Pflegebedürftigkeit kann jedoch in jedem Alter auftreten und stellt Betroffene sowie ihre Angehörigen vor vielfältige Herausforderungen. Eine frühzeitige Auseinandersetzung mit dem Thema ermöglicht im Bedarfsfall schnell und angemessen agieren zu können.
Wir klären deshalb alle wichtige Fragen rund um das Thema und geben praktische Tipps und Hinweise.
Pflegebedürftigkeit wird in §14 des Elften Buches des Sozialgesetzbuches (1) allgemeingültig definiert. Sie liegt immer dann vor, wenn Personen aufgrund von gesundheitlich bedingten Beeinträchtigungen der Selbstständigkeit oder der Fähigkeiten auf Hilfe angewiesen sind.
Das ist dann der Fall, wenn eine Krankheit, Behinderung oder Alterserscheinungen Betroffene derart einschränken, dass sie für alltägliche Tätigkeiten dauerhaft die Unterstützung anderer benötigen.
Die Frage wie gravierend diese Einschränkungen sind, wird vom Medizinischen Dienst (MD) mit Hilfe eines Pflegegutachtens festgestellt, wollen Pflegebedürftige Leistungen der Pflegeversicherung in Anspruch nehmen.
In diesem Gutachten wird anhand unterschiedlicher und gesetzlicher definierter Kriterien ein Pflegegrad vergeben, der den Grad der Beeinträchtigungen zu bemessen versucht.
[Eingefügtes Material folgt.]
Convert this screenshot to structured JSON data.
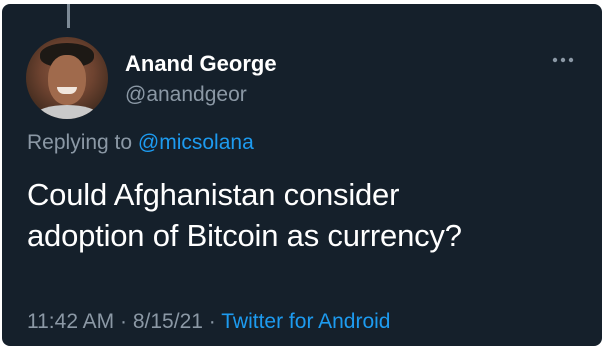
{
  "tweet": {
    "display_name": "Anand George",
    "handle": "@anandgeor",
    "replying_prefix": "Replying to",
    "replying_to": "@micsolana",
    "text_line1": "Could Afghanistan consider",
    "text_line2": "adoption of Bitcoin as currency?",
    "time": "11:42 AM",
    "separator": "·",
    "date": "8/15/21",
    "source": "Twitter for Android"
  },
  "icons": {
    "more": "more-horizontal-icon",
    "avatar": "avatar-photo"
  },
  "colors": {
    "background": "#15202b",
    "text": "#ffffff",
    "muted": "#8b98a5",
    "link": "#1d9bf0"
  }
}
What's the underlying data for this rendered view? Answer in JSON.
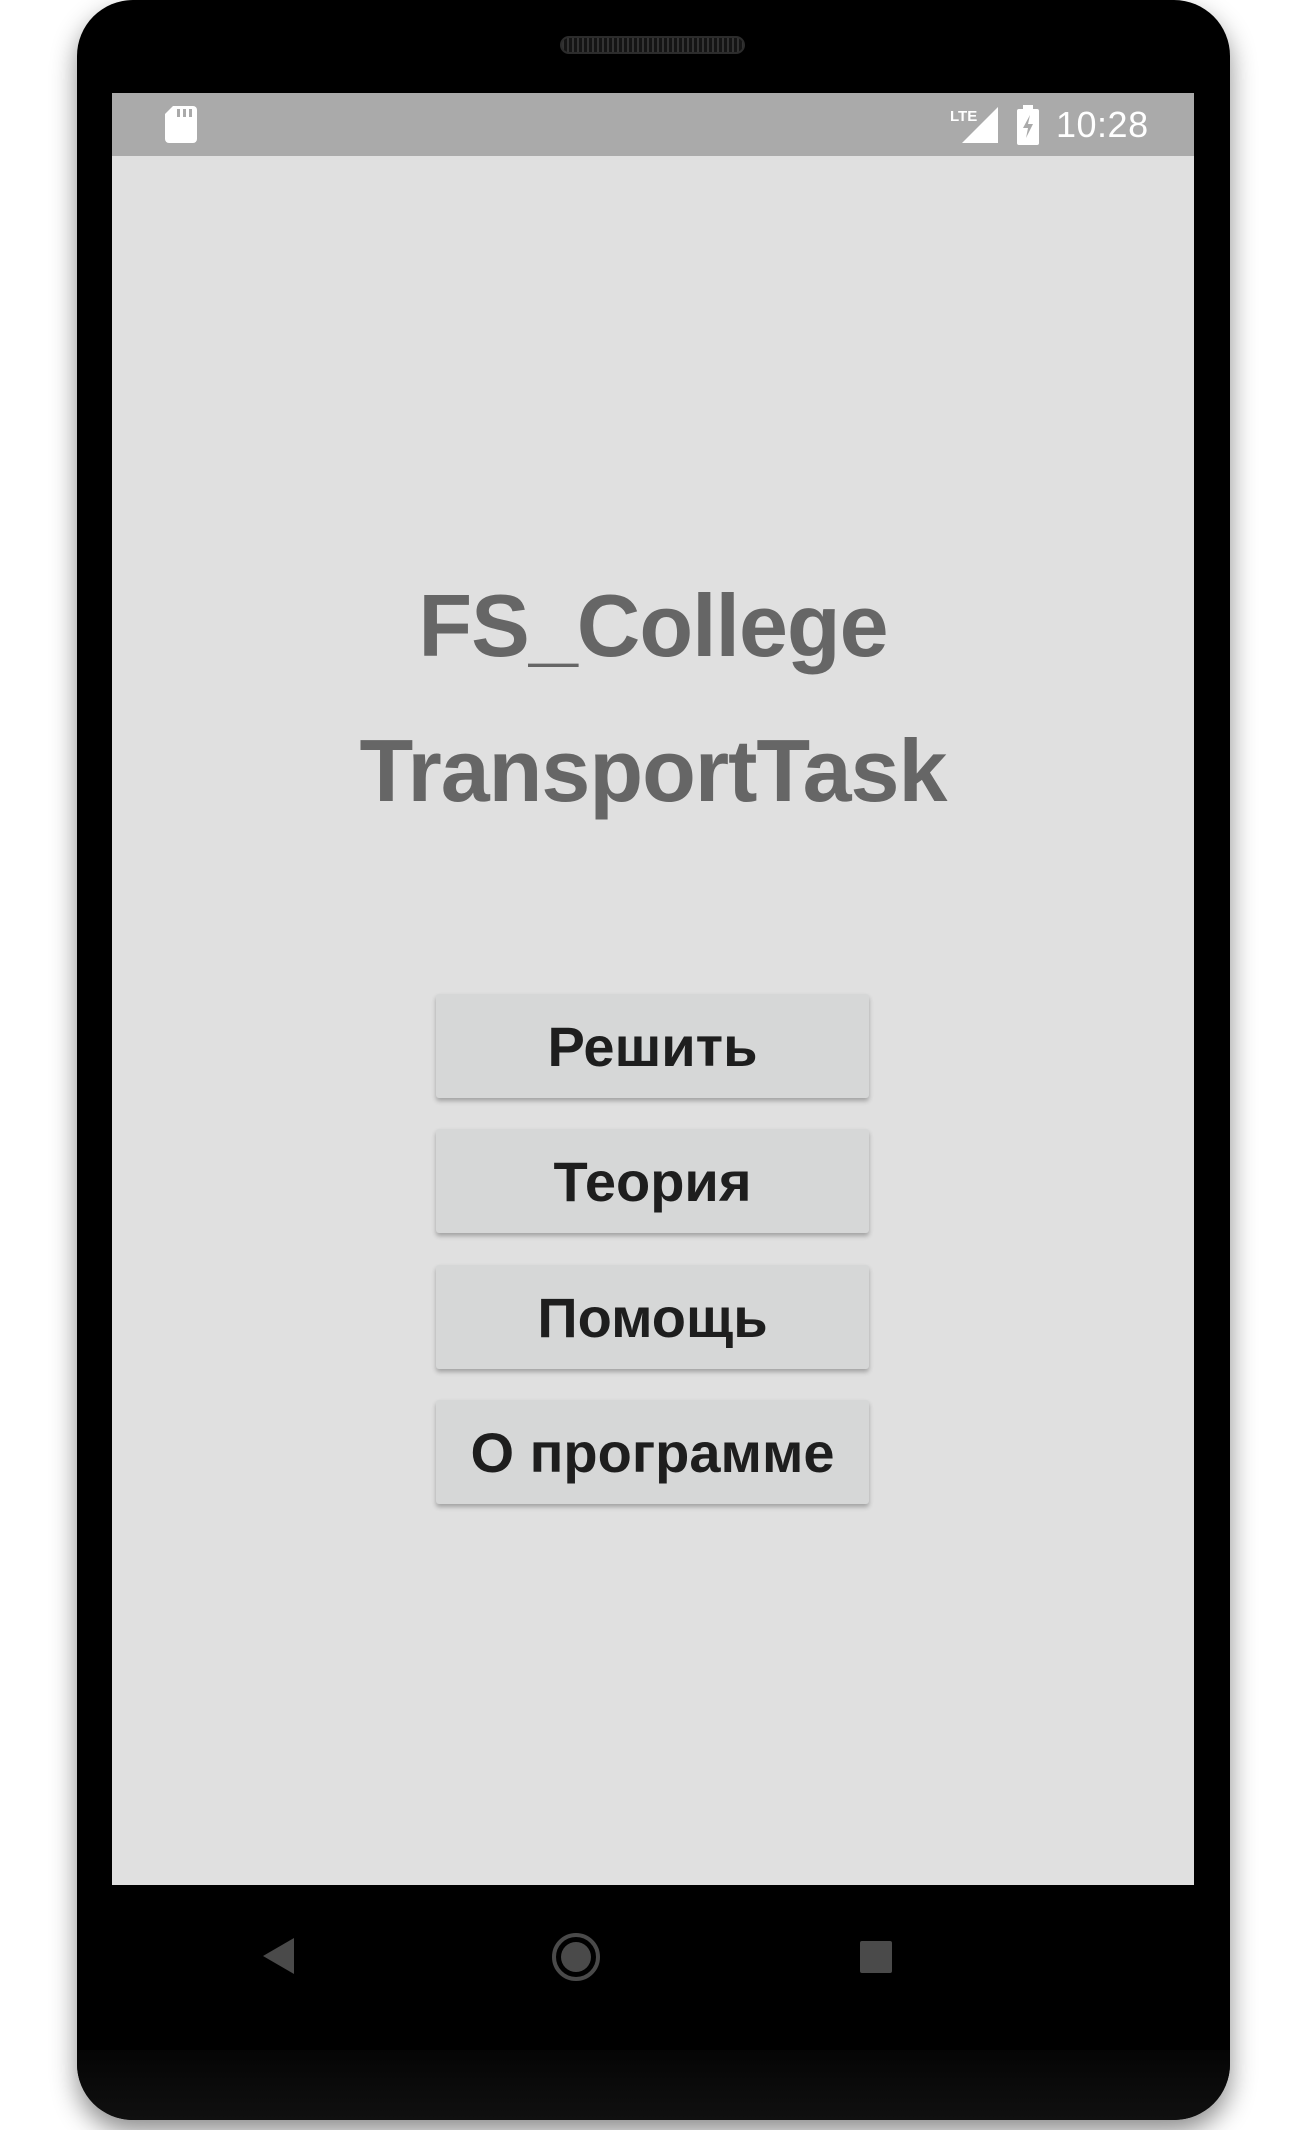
{
  "status_bar": {
    "time": "10:28",
    "network_label": "LTE",
    "icons": [
      "sd-card-icon",
      "lte-signal-icon",
      "battery-charging-icon"
    ]
  },
  "app": {
    "title_line1": "FS_College",
    "title_line2": "TransportTask"
  },
  "menu": {
    "solve": "Решить",
    "theory": "Теория",
    "help": "Помощь",
    "about": "О программе"
  },
  "nav_bar": {
    "icons": [
      "back-icon",
      "home-icon",
      "recents-icon"
    ]
  },
  "colors": {
    "screen_background": "#e0e0e0",
    "status_bar": "#aaaaaa",
    "title_text": "#666666",
    "button_background": "#d6d7d7",
    "button_text": "#1e1e1e",
    "device_frame": "#000000"
  }
}
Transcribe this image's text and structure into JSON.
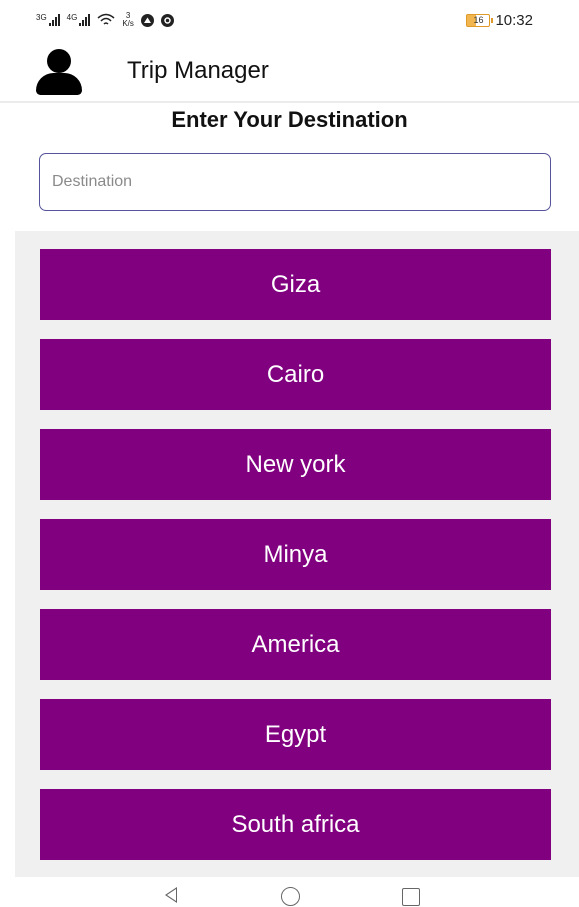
{
  "status_bar": {
    "network_1": "3G",
    "network_2": "4G",
    "data_speed_value": "3",
    "data_speed_unit": "K/s",
    "battery": "16",
    "time": "10:32"
  },
  "app_bar": {
    "title": "Trip Manager",
    "avatar_icon": "person-icon"
  },
  "page": {
    "heading": "Enter Your Destination"
  },
  "search": {
    "value": "",
    "placeholder": "Destination"
  },
  "destinations": [
    {
      "label": "Giza"
    },
    {
      "label": "Cairo"
    },
    {
      "label": "New york"
    },
    {
      "label": "Minya"
    },
    {
      "label": "America"
    },
    {
      "label": "Egypt"
    },
    {
      "label": "South africa"
    }
  ],
  "colors": {
    "item_background": "#800080",
    "item_text": "#ffffff",
    "list_background": "#f0f0f0",
    "input_border": "#55549a"
  },
  "nav_bar": {
    "back_icon": "back-triangle-icon",
    "home_icon": "home-circle-icon",
    "recents_icon": "recents-square-icon"
  }
}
Pflegebedürftigkeit ist nicht allein eine Alterserscheinung! Chronische Erkrankungen wie Diabetes, Herz-Kreislauf-Leiden oder neurologische Erkrankungen können gleichsam die Autonomie stark beeinträchtigen.
Aber auch psychische Leiden wirken sich immens auf den Alltag und das Aufrechterhalten sozialer Kontakte aus. Depressionen bei Kindern und Jugendlichen ist dabei keine Seltenheit. Und nicht immer ist Bedürftigkeit ein schleichender Prozess.
Verletzungen durch Unfälle können plötzlich dazu führen, dass die gewohnte Selbständigkeit nicht mehr aufrecht erhalten werden kann.
Mögen die Ursachen also vielgestaltig sein, für die Einstufung in einen Pflegegrad spielen sie keine Rolle. In Paragraf 15 SGB XI (2) wird nicht die Kausalität bemessen, sondern der Grad und Umfang der Auswirkungen etwaiger Beeinträchtigungen.
Erste Hinweise auf einen Pflegefall können sein:
Sollten Sie erste Anzeichen für Pflegebedürftigkeit feststellen, ist es Ratsam das Hilfsangebot verschiedener Beratungsstellen und Träger zu nutzen.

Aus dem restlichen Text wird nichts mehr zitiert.